As you can see, being at the top of Google search results does not mean the VPN is good or trustworthy.
How to install VPNs on Chromebook
Most VPN providers don’t make apps specifically for Chromebook like they do for Windows and Mac. Instead, VPNs must either be manually configured on Chrome, or you must use a browser extension. The latter is certainly the easier option if it’s available.
If you want to manually configure a VPN, follow these instructions from Google:
- If you haven’t already, sign in to your Chromebook
- Click the status area, where your account picture appears
- Click Settings
- In the “Internet connection” section, click Add connection.
- Click Add OpenVPN / L2TP
- In the box that appears, fill in the information below
- Click Connect
How to prevent WebRTC leaks
Some apps that run inside Chrome require a feature called WebRTC. Those include extensions for torrenting, voice calls, and video chats. WebRTC was built into Chrome and other browsers so that separate plugins wouldn’t have to be installed.
A key way that VPNs protect users’ privacy is by masking their true IP addresses. Unfortunately, WebRTC can expose a device’s original IP address even when the VPN is enabled in what’s known as a WebRTC leak.
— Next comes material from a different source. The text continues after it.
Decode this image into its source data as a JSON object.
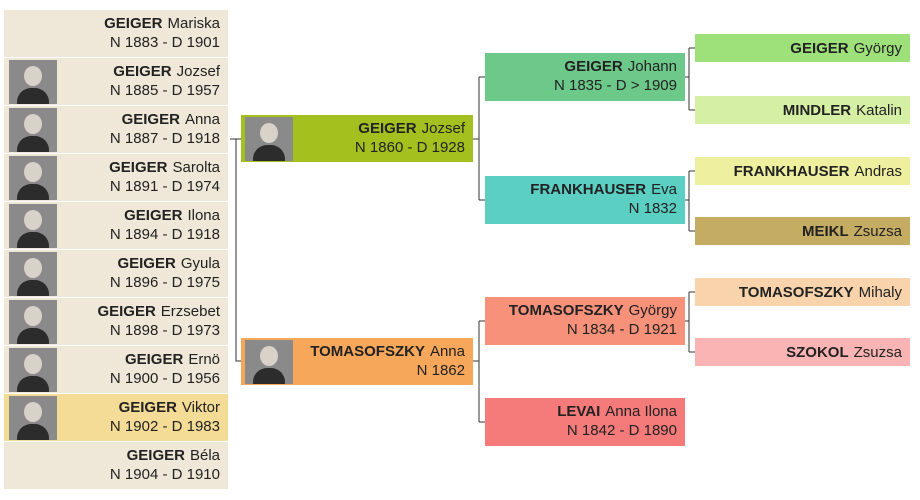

To prevent a WebRTC leak in Chrome, you’ll (somewhat ironically) require an extension. A handful are available, but this one is the official release from Google. Once installed, right-click the extension icon and go to Options. Check the box next to “Use my proxy server (if present):” and exit the pop up window to save your settings.
You should now be protected from WebRTC leaks when using a VPN.
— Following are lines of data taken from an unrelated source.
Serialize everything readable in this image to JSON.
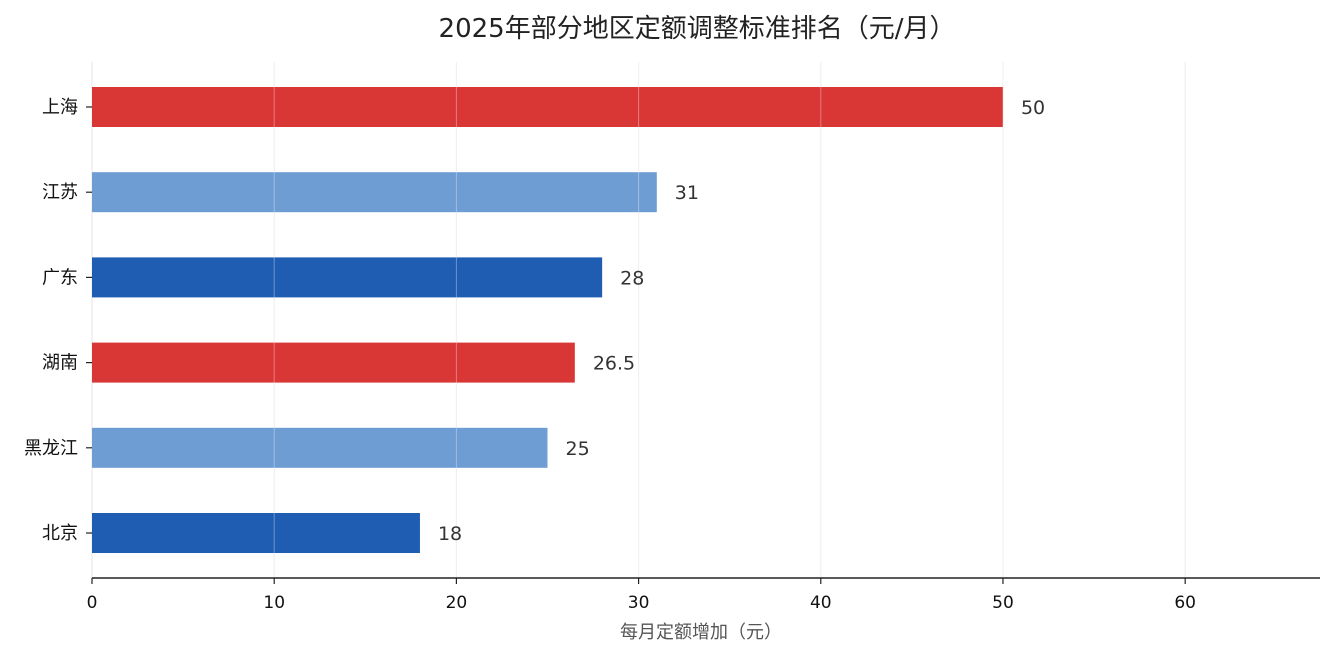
{
  "chart_data": {
    "type": "bar",
    "orientation": "horizontal",
    "title": "2025年部分地区定额调整标准排名（元/月）",
    "xlabel": "每月定额增加（元）",
    "ylabel": "",
    "categories": [
      "上海",
      "江苏",
      "广东",
      "湖南",
      "黑龙江",
      "北京"
    ],
    "values": [
      50,
      31,
      28,
      26.5,
      25,
      18
    ],
    "data_labels": [
      "50",
      "31",
      "28",
      "26.5",
      "25",
      "18"
    ],
    "colors": [
      "#d93636",
      "#6e9dd4",
      "#1f5db2",
      "#d93636",
      "#6e9dd4",
      "#1f5db2"
    ],
    "xlim": [
      0,
      67.4
    ],
    "xticks": [
      0,
      10,
      20,
      30,
      40,
      50,
      60
    ],
    "xtick_labels": [
      "0",
      "10",
      "20",
      "30",
      "40",
      "50",
      "60"
    ],
    "grid": "vertical",
    "legend": "none"
  }
}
Extra features in Chrome VPNs
Some VPNs come with handy extra features built into their Chrome extensions.
ExpressVPN, for example, lets you spoof not only your IP address, but also the location reported by Google’s geo-location API, another method that websites can use to track your whereabouts. It also has a dark mode and will automatically load the more secure HTTPS versions of websites whenever possible.